Author tells story of tenacity and courage in new book

CARDIFF-BY-THE-SEA — New York Times bestselling author Eric Blehm’s recently released book, “Fearless: The Undaunted Courage and Ultimate Sacrifice of Navy SEAL Team SIX Operator Adam Brown,” recounts the often tumultuous life and tragic death of Navy SEAL Adam Brown. Blehm’s previous book, “The Only Thing Worth Dying For” also landed on the New York Times best seller’s list.

Adding to a cannon of combat literature, “Fearless” features not only rare glimpses into the lives of elite military but also one man’s life path that prepared him for who he eventually became.

“The book really brought Adam to life,” Blehm said in an interview just after the Memorial Day release of “Fearless.”

“It’s a story of a hero who rose up from rock bottom. I think those are the most inspirational. His story is unique.”

Indeed, Brown’s rise from the depths of drug addiction to become a Navy Seal Team Six Operator, the same unit that brought down Osama bin Laden shows the tenacity, humility and courage required to earn the badge of a modern day warrior. “Adam’s story shows you can rise above your darkest hour. There is a way out of that dark hole,” Blehm said.

“We were worried,” Brown’s father, Larry said. “When you see how far down people can go with an addiction-under bridges, destitute-I say there but for the grace of God is Adam.”

Touted as “the intimate story of a devoted man who was an unlikely hero but a true warrior described by all who knew him as fearless,” the book appeals to a wide audience.

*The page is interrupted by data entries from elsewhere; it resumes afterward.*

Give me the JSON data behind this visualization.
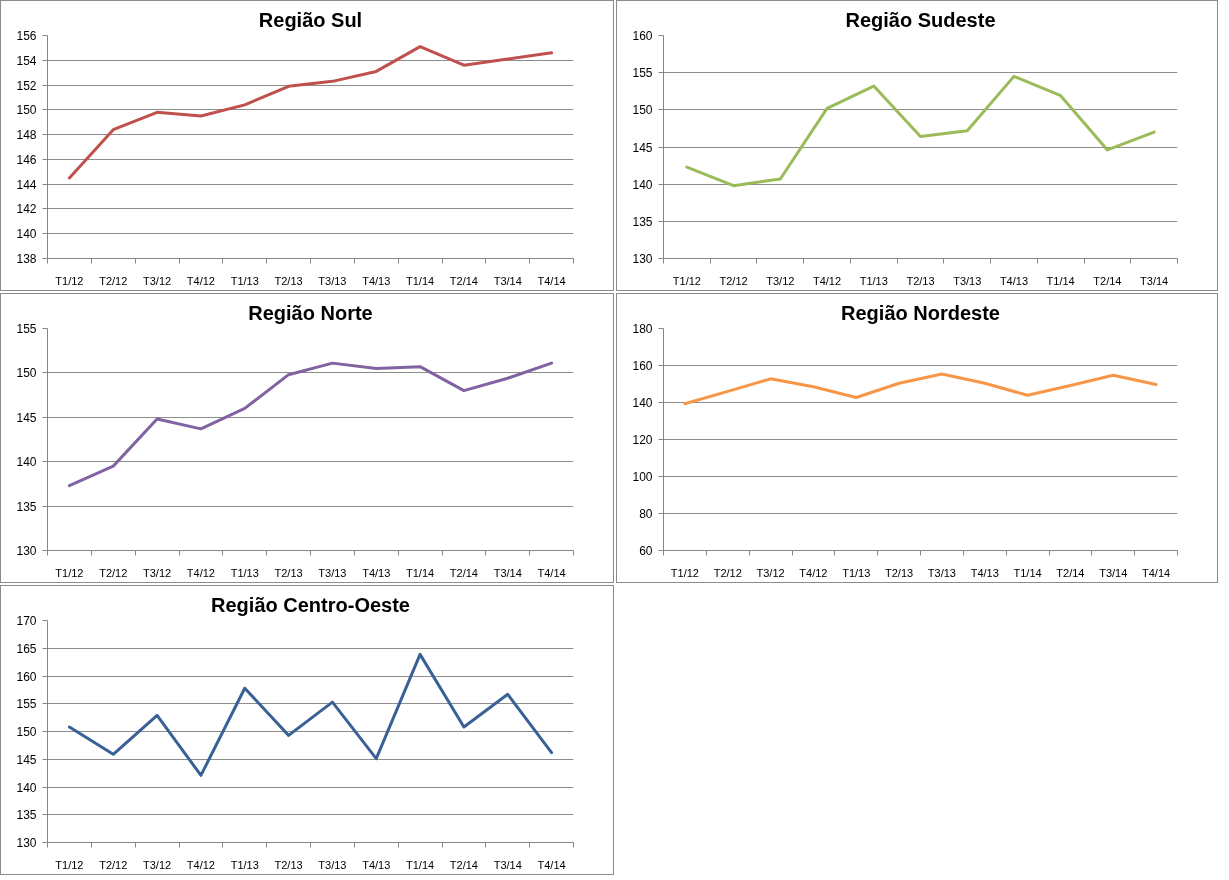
{
  "chart_data": [
    {
      "type": "line",
      "title": "Região Sul",
      "categories": [
        "T1/12",
        "T2/12",
        "T3/12",
        "T4/12",
        "T1/13",
        "T2/13",
        "T3/13",
        "T4/13",
        "T1/14",
        "T2/14",
        "T3/14",
        "T4/14"
      ],
      "series": [
        {
          "color": "#c0504d",
          "values": [
            144.5,
            148.4,
            149.8,
            149.5,
            150.4,
            151.9,
            152.3,
            153.1,
            155.1,
            153.6,
            154.1,
            154.6
          ]
        }
      ],
      "ylim": [
        138,
        156
      ],
      "yticks": [
        138,
        140,
        142,
        144,
        146,
        148,
        150,
        152,
        154,
        156
      ],
      "grid": "y"
    },
    {
      "type": "line",
      "title": "Região Sudeste",
      "categories": [
        "T1/12",
        "T2/12",
        "T3/12",
        "T4/12",
        "T1/13",
        "T2/13",
        "T3/13",
        "T4/13",
        "T1/14",
        "T2/14",
        "T3/14"
      ],
      "series": [
        {
          "color": "#9bbb59",
          "values": [
            142.3,
            139.8,
            140.7,
            150.2,
            153.2,
            146.4,
            147.2,
            154.5,
            151.9,
            144.6,
            147.0
          ]
        }
      ],
      "ylim": [
        130,
        160
      ],
      "yticks": [
        130,
        135,
        140,
        145,
        150,
        155,
        160
      ],
      "grid": "y"
    },
    {
      "type": "line",
      "title": "Região Norte",
      "categories": [
        "T1/12",
        "T2/12",
        "T3/12",
        "T4/12",
        "T1/13",
        "T2/13",
        "T3/13",
        "T4/13",
        "T1/14",
        "T2/14",
        "T3/14",
        "T4/14"
      ],
      "series": [
        {
          "color": "#8064a2",
          "values": [
            137.3,
            139.5,
            144.8,
            143.7,
            146.0,
            149.8,
            151.1,
            150.5,
            150.7,
            148.0,
            149.4,
            151.1
          ]
        }
      ],
      "ylim": [
        130,
        155
      ],
      "yticks": [
        130,
        135,
        140,
        145,
        150,
        155
      ],
      "grid": "y"
    },
    {
      "type": "line",
      "title": "Região Nordeste",
      "categories": [
        "T1/12",
        "T2/12",
        "T3/12",
        "T4/12",
        "T1/13",
        "T2/13",
        "T3/13",
        "T4/13",
        "T1/14",
        "T2/14",
        "T3/14",
        "T4/14"
      ],
      "series": [
        {
          "color": "#f79646",
          "values": [
            139.3,
            146.0,
            152.8,
            148.5,
            142.7,
            150.4,
            155.4,
            150.4,
            143.9,
            149.2,
            154.7,
            149.7
          ]
        }
      ],
      "ylim": [
        60,
        180
      ],
      "yticks": [
        60,
        80,
        100,
        120,
        140,
        160,
        180
      ],
      "grid": "y"
    },
    {
      "type": "line",
      "title": "Região Centro-Oeste",
      "categories": [
        "T1/12",
        "T2/12",
        "T3/12",
        "T4/12",
        "T1/13",
        "T2/13",
        "T3/13",
        "T4/13",
        "T1/14",
        "T2/14",
        "T3/14",
        "T4/14"
      ],
      "series": [
        {
          "color": "#3a6195",
          "values": [
            150.8,
            145.9,
            152.9,
            142.1,
            157.8,
            149.3,
            155.3,
            145.1,
            163.9,
            150.8,
            156.7,
            146.2
          ]
        }
      ],
      "ylim": [
        130,
        170
      ],
      "yticks": [
        130,
        135,
        140,
        145,
        150,
        155,
        160,
        165,
        170
      ],
      "grid": "y"
    }
  ]
}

According to Larry, the story has touched the lives of many. “We are pleased we can see where Adam has impacted people,” he said. “People have told me that after reading the book, they want to be a better father, a better son.” Larry choked up as he recalled a close friend who revealed that he husband was transformed after reading “Fearless.” “It’s gratifying in a way to know that he’s still helping people.”

Blehm said the obstacles Brown had to overcome would have been insurmountable for most people. “He shows amazing character throughout every challenge,” he said.

His determination was legendary, as many friends and family members recount in the book Brown’s dogged attitude to succeed.

“Adam hated to disappoint people,” he said. “Much of his desire to achieve came from wanting to make us proud,” Larry said.

During Brown’s darkest hours, his parents turned to the church for inspiration. “I was raised in a Christian home,” Larry said. “But I knew I had not been faithful, I had not been the spiritual leader of my family.” He and his wife, Janice, became members of a local church and began a journey of faith that has carried them through the tragedy of their son’s death.

Knowing that his son was also a believer gives Larry strength and hope. “Adam came to a realization when he was in jail (prior to joining the military) and he accepted Christ,” Larry said. “I know that we will all be together again one day,” he said. “That faith helps sustain us.”

“He was very concerned with knowing where God was going to lead him. He wanted to fulfill his purpose in life and to do what God wanted him to do,” Larry recalled.

“That was what our last conversation was about,” Larry said.

One week before his final deployment, Brown told his father it would be his last. “He said he wanted to pray with me about it. He wanted God to show him what he should do next.”

“Adam told me he knew this was where God wanted him to be, even after so many disappointments, he knew there was a purpose,” Larry said.

On March 17, 2010, Brown died during a gunfight with insurgents in the Hindu Kush Mountains of Afghanistan. He left behind his wife, Kelly, and their two young children, who refer to the day of his passing as “St. Daddy’s Day.”